Innovation in Remote Working
Because humans are nothing if not nimble and artistic , I’ve already seen some samples of interesting ways to bridge the newfound connectivity gap. Over time we’ll come to know which of those methods is best for creating a more equitable sense of belonging and purpose in an office setting, but each of those examples seems to be a thoughtful and promising place to start out .
In an attempt to duplicate an open space co-working dynamic (where issues are often addressed swiftly because of an open flow of communication), groups within organizations have started co-working virtually on projects on an open Zoom call or conference bridge.

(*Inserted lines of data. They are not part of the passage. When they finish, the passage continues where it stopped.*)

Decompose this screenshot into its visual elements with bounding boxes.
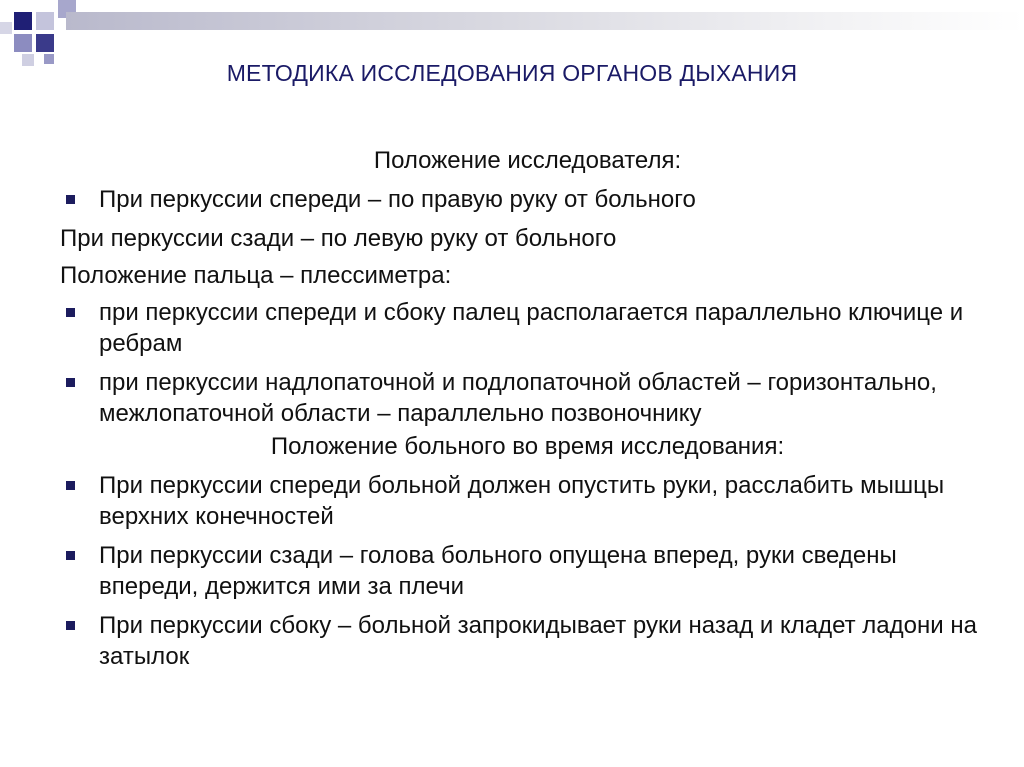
bullet-item	[60, 470, 995, 532]
bullet-item	[60, 367, 995, 429]
bullet-item	[60, 540, 995, 602]
slide-content	[60, 145, 995, 680]
bullet-text: При перкуссии спереди – по правую руку от больного	[99, 186, 696, 213]
bullet-square-icon	[66, 378, 75, 387]
plain-line: При перкуссии сзади – по левую руку от больного	[60, 225, 617, 252]
bullet-item	[60, 184, 995, 215]
bullet-square-icon	[66, 621, 75, 630]
bullet-square-icon	[66, 481, 75, 490]
decor-square-dark	[36, 34, 54, 52]
bullet-square-icon	[66, 551, 75, 560]
slide-title: МЕТОДИКА ИССЛЕДОВАНИЯ ОРГАНОВ ДЫХАНИЯ	[226, 60, 798, 86]
decor-square-mid	[14, 34, 32, 52]
bullet-text: При перкуссии спереди больной должен опустить руки, расслабить мышцы верхних конечностей	[99, 472, 945, 530]
heading-patient: Положение больного во время исследования:	[270, 433, 785, 460]
bullet-text: При перкуссии сзади – голова больного опущена вперед, руки сведены впереди, держится ими за плечи	[99, 542, 897, 600]
bullet-text: при перкуссии надлопаточной и подлопаточной областей – горизонтально, межлопаточной области – параллельно позвоночнику	[99, 369, 937, 427]
heading-examiner: Положение исследователя:	[373, 147, 682, 174]
bullet-item	[60, 610, 995, 672]
bullet-item	[60, 297, 995, 359]
decor-square-dark	[14, 12, 32, 30]
decor-square-light	[0, 22, 12, 34]
decor-square-light	[36, 12, 54, 30]
plain-line: Положение пальца – плессиметра:	[60, 262, 452, 289]
bullet-text: при перкуссии спереди и сбоку палец располагается параллельно ключице и ребрам	[99, 299, 964, 357]
bullet-square-icon	[66, 195, 75, 204]
bullet-text: При перкуссии сбоку – больной запрокидывает руки назад и кладет ладони на затылок	[99, 612, 977, 670]
bullet-square-icon	[66, 308, 75, 317]
decor-top-band	[66, 12, 1024, 30]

The individuals on these calls work mostly in silence but call bent co-workers as required , giving other team members a chance to profit from indirect knowledge transfer.
Truly open technology
Adopting technologies like Slack and Zoom is never a replacement innovation within the workplace, but some fast-acting organizations have opened channels, groups, chats, and conversations which may otherwise are restricted to their whole team across the enterprise.
Cross-functional talent reviews
In a cross-functional talent review, leaders gather with their cross-departmental peers to debate the strengths of every of their top-performing team members, with a view to staffing the upcoming projects and initiatives. this provides leaders exposure to a greater pool of talent, and therefore the opportunity to make more diverse teams.
This kind of review is awfully beneficial for generating innovation, and it also greatly enhances the career development of talented individuals. It’s here that we see perhaps the most important potential to interrupt previous biases and unintentionally discriminatory practices within the workplace.
In the past, in an in-person setting, the cross-functional component of those reviews would have happened more informally over coffee or during check-ins with other leaders. Working remote, the review is often done during zoom one-on-one coaching or team huddles.
Going forward, organizations would have best to make a framework around how they select and mention their top performers, and expose them to other organizational areas. As leaders, we’d like to purposefully generate networks and connections which may never be formed in the first place.